National Center for Advancing Translational Sciences (NCATS)
- Abbreviation: NCATS
- Formation: December 23, 2011
- Type: U.S. government agency
- Legal status: Active
- Headquarters: Bethesda, Maryland, US
- Director: Joni L. Rutter
- Parent organization: National Institutes of Health
- Affiliations: United States Public Health Service
- Website: ncats.nih.gov

= National Center for Advancing Translational Sciences =

U.S. health institute

The National Center for Advancing Translational Sciences (NCATS) was established on December 23, 2011 and is located in Bethesda, Maryland. NCATS is one of 27 institutes and centers of the U.S. National Institutes of Health (NIH), an agency of the U.S. Department of Health and Human Services. The mission of NCATS is to transform scientific discoveries into new treatments and cures for disease that can be delivered faster to patients. The budget provided to NCATS for fiscal year 2018 is $557,373,000.

==History==

NCATS was created on December 23, 2011 by the Consolidated Appropriations Act, 2012.

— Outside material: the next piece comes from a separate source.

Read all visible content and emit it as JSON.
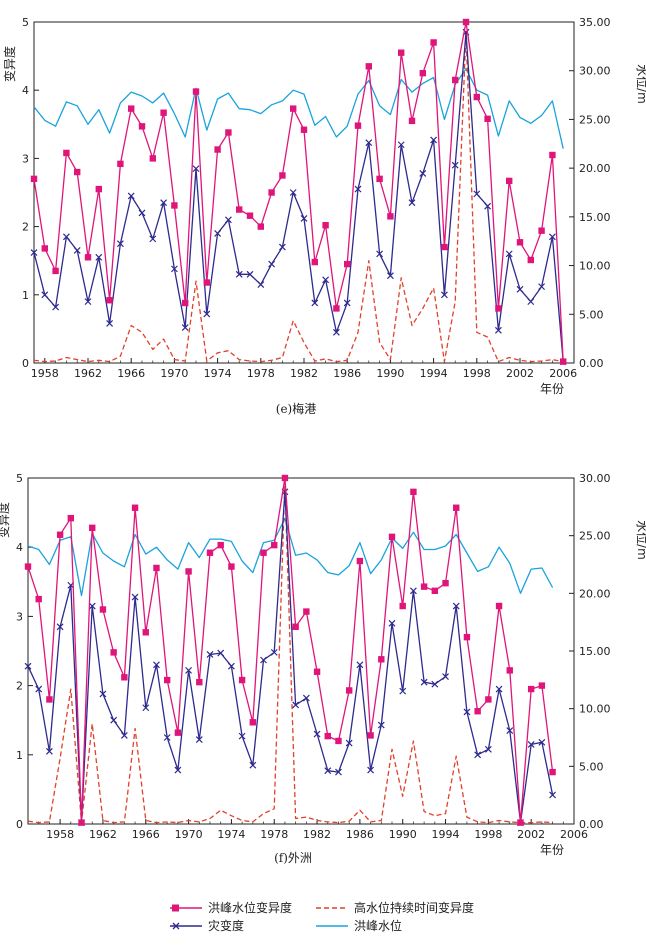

The center was created from a number of existing NIH programs:
- Clinical and Translational Science Award program
- Components of the Molecular Libraries Program
- Therapeutics for Rare and Neglected Diseases
- RAID renamed Bridging Interventional Development Gaps
- Office of Rare Diseases Research
- NIH–FDA Regulatory Science Initiative
- Cures Acceleration Network (CAN)

== Directors ==
Past directors 2011 – present

| No. | Portrait | Director | Took office | Left office | Refs. |
| acting |  | Thomas R. Insel | December 23, 2011 | September 22, 2012 |  |
| 1 |  | Christopher P. Austin | September 23, 2012 | April 15, 2021 |  |
| acting |  | Joni L. Rutter | April 16, 2021 | November 5, 2022 |  |
| 2 | November 6, 2022 | Present |  |

== Divisions ==
NCATS is organized into a number of divisions:
- Division of Clinical Innovation
- Division of Pre-Clinical Innovation
- Office of Administrative Management
- Office of Grants Management and Scientific Review
- Office of Rare Diseases Research: Oversees the Rare Diseases Clinical Research Network and Genetic and Rare Diseases Information Center (GARD)
- Office of Strategic Alliances: Works with businesses in the biotech and pharmaceutical industry to speed the development of new drugs

== Programs and initiatives ==

=== Overview ===
The stated goal of NCATS is to promote research in both existing and new areas of medicine and science, in order to promote public health and to overcome high failure rates in clinical trials. To accomplish this, NCATS supports 31 programs and initiatives that relate to translational research and improving the speed of therapeutic development. The 31 programs and initiatives involve a range of STEM-related fields including biology, biochemistry, chemistry, bioengineering, virology, genetics, and data science. Within the realm of translational science, issues that NCATS is particularly focused on addressing using its programs, initiatives, and partnerships include increasing the success and de-risking the costs associated with therapeutic development, incentivizing more collaborative work, and addressing data transparency issues.

=== COVID response ===
During the COVID-19 pandemic, NCATS launched an open data initiative to promote collaborative sharing of COVID-related drug data. An additional data sharing partnership with several other government institutes resulted in a study detailing the COVID-related risks for patients with chronic obstructive pulmonary disease.